The Supreme Court noted that a decision in the case against China before the United Nations Convention on the Law of the Sea was issued on July 12, 2016, but “if President Duterte now sees fit to take a different approach with China despite the said ruling, this does not mean that he has unlawfully abdicated his duty to protect and defend our national territory,” according to the SC.
“As the head of state, he is free to exercise his judgment in this subject, accountable exclusively to his country in his political character and to his personal conscience,” the court added.
The criteria for legal education have been clarified.
In November, the Supreme Court confirmed the Legal Education Board’s (LEB) jurisdiction but declared the requirement that students pass the Philippine Law School Admission Test (PhiLSAT) before being allowed to pursue a law degree to be unconstitutional.
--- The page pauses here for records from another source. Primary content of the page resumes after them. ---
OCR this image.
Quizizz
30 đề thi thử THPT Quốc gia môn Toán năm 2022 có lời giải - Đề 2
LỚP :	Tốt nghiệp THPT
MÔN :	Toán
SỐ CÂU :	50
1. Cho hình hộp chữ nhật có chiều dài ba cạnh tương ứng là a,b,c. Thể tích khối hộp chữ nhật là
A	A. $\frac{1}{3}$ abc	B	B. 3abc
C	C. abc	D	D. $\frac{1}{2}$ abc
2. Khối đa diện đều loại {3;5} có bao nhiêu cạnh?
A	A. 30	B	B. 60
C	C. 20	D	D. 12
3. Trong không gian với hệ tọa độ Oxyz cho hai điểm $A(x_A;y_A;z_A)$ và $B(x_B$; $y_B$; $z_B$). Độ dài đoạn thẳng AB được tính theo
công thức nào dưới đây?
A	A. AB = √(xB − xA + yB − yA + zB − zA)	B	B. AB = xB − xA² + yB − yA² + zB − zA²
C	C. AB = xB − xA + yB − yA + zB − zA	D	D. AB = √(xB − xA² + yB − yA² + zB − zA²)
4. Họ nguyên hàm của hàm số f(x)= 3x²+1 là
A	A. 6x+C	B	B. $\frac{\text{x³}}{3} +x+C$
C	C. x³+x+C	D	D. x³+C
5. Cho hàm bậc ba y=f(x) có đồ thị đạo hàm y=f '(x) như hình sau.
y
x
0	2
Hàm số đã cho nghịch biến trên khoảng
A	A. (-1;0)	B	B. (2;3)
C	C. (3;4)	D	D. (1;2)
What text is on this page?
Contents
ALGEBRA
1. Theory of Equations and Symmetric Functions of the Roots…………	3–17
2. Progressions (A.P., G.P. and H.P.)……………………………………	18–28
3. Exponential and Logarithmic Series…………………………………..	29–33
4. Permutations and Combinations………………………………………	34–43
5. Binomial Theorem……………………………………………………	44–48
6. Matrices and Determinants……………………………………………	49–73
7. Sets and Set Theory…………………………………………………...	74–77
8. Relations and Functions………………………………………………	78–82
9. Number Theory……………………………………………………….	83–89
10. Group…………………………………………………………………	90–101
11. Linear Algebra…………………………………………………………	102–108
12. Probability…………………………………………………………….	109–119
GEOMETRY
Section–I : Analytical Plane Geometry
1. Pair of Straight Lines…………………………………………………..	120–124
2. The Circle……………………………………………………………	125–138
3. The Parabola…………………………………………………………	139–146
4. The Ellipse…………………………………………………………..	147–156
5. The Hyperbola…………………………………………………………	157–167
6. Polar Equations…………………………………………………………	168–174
The Supreme Court declared LEB Memorandum Order (LEBMO) No. 7-2016 on the PhiLSAT requirement unconstitutionally discriminatory, restricted, and qualifying in its whole.
The Court emphasized that LEB’s mandate that prospective students take the PhiLSAT is not inherently unconstitutional as long as the results are purely advisory, and law schools maintain the authority to accept or reject the applicant based on their policies and criteria.
However, as an eligibility condition, the PhiLSAT is not a legal means of obtaining the State’s legitimate subject.
The verdict upheld a 2019 decision that was deemed unconstitutional paragraph 9 of the LEBMO, which requires all college graduates or graduating students to pass the PhiLSAT in order to be admitted to any law school in the Philippines.
A respite is given to indigenous peoples.
The Supreme Court issued its decision on a petition challenging the conviction of members of a Mindoro-based indigenous peoples group for violating Section 77 of Presidential Decree No. 705 of the Philippines’ Revised Forestry Code.
On January 5, the Supreme Court acquitted the group, stating that the Iraya-Mangyan tribe is an officially recognized indigenous cultural community that can live anywhere in Oriental Mindoro.
The complaint arose from an incident in March 2005 in Barangay Calangatan, Municipality of San Teodoro, Oriental Mindoro, in which the IP group cut down a dita tree with an aggregate volume of 500 board feet without authority.
They defended themselves by claiming that the dita tree was established within their ancient property and that they hacked it down to build a community toilet as their chiefs had commanded.
What can you expect?
Gesmundo stated that the country’s courts must be “consistently efficient and accountable havens for the disadvantaged, the aggrieved, and the injured” in 2022 and beyond.
Reforms are also required in order to keep up with the times.
He stated, “The Filipino people deserve a judiciary that is competent, honesty, probity, and independent.”